Take the little coins from the bottom of your piggy bank and combine them with the tasty sauces on your hot dog and hamburgers. What do you get? Well, we can’t tell you now, since that would ruin the surprise!
What you need:
- Dirty pennies
- Small cups
- Water
- Ketchup
- Other condiments (mustard, mayonnaise, barbecue sauce, etc.)
- Paper towel or napkins
What you do:
Make sure you have as many pennies and small cups as you have condiments to test.
First, fill the small cups up with your condiments, including one for ketchup and one for water. The water cup will represent our control cup that we can compare the other variables to.
Observe how the pennies look and feel before placing them into the cups.
After noting your observations, place one penny in each cup. The penny should be completely submerged in each of the cups. Leave to soak for 5 minutes.
Fish the pennies out of the cups and wipe them off with a paper towel or napkin.
Questions to consider:
- How do the pennies look different from what they looked like before?
- What condiment cleaned the penny the best?
- Why do you think this happened?
Why it works:
Pennies are made of copper and become dirty when copper oxide forms on their surface.This is caused by oxygen in the air reacting with the copper inside the penny, causing new shiny pennies to dull over time.
In order to clean the coins, we have to use a chemical reaction. The best way to do this is with an acid and salt.

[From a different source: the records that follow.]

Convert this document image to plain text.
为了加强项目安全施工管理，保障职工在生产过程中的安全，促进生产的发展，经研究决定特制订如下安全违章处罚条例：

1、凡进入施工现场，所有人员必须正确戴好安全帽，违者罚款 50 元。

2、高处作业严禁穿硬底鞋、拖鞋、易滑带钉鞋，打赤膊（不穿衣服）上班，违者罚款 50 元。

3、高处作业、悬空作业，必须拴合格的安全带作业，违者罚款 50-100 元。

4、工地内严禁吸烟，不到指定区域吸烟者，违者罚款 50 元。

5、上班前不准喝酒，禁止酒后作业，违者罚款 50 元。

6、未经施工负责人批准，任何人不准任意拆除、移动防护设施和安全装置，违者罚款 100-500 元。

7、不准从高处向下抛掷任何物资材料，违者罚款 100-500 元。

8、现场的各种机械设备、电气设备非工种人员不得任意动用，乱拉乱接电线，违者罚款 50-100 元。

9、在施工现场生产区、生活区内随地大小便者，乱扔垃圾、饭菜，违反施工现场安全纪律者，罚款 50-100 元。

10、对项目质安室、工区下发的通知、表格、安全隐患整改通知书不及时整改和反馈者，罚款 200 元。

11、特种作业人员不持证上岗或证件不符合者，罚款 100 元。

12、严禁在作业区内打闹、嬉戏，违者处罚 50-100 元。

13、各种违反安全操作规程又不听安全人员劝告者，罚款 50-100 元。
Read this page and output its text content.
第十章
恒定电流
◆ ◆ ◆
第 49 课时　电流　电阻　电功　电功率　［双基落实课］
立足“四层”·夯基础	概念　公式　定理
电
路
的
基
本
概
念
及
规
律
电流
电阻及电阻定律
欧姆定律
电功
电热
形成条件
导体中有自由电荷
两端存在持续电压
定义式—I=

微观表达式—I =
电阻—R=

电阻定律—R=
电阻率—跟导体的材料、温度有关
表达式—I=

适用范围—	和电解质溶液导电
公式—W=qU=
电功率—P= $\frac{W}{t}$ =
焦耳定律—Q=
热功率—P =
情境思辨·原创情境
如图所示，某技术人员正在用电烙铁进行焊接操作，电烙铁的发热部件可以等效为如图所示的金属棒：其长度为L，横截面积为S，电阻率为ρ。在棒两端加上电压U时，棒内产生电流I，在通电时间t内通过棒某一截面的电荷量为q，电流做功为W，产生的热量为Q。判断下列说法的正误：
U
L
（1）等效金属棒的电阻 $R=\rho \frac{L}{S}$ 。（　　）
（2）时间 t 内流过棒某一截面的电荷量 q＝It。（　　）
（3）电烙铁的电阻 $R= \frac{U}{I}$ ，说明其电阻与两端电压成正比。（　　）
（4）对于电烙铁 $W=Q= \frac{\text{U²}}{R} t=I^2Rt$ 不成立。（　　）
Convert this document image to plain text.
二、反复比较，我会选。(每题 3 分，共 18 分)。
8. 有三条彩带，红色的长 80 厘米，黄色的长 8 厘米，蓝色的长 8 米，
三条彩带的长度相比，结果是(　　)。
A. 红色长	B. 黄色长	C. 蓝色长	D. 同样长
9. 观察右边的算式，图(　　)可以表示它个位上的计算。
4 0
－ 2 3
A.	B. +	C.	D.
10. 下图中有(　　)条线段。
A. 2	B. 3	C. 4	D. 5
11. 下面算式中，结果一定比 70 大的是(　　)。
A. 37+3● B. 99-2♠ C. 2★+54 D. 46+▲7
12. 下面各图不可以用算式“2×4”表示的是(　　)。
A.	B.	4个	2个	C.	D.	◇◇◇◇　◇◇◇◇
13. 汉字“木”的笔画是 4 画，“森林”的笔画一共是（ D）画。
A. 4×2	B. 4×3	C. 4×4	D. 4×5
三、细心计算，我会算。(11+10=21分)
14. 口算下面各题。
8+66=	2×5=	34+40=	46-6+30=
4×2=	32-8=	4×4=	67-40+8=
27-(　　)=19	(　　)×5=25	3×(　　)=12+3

Ketchup contains vinegar, a weak acid, which breaks down the copper oxide on the surface of the penny. The salt in the ketchup goes on to add dissolved chloride ions to the mix. These ions bond with the copper, forming copper chloride. The copper chloride helps the vinegar further break down the copper oxide. Basically, the vinegar is the cleaning agent and the salt gives it speed.
This is why the penny in the ketchup turned out so much cleaner than the other condiments and water, which do not contain these elements.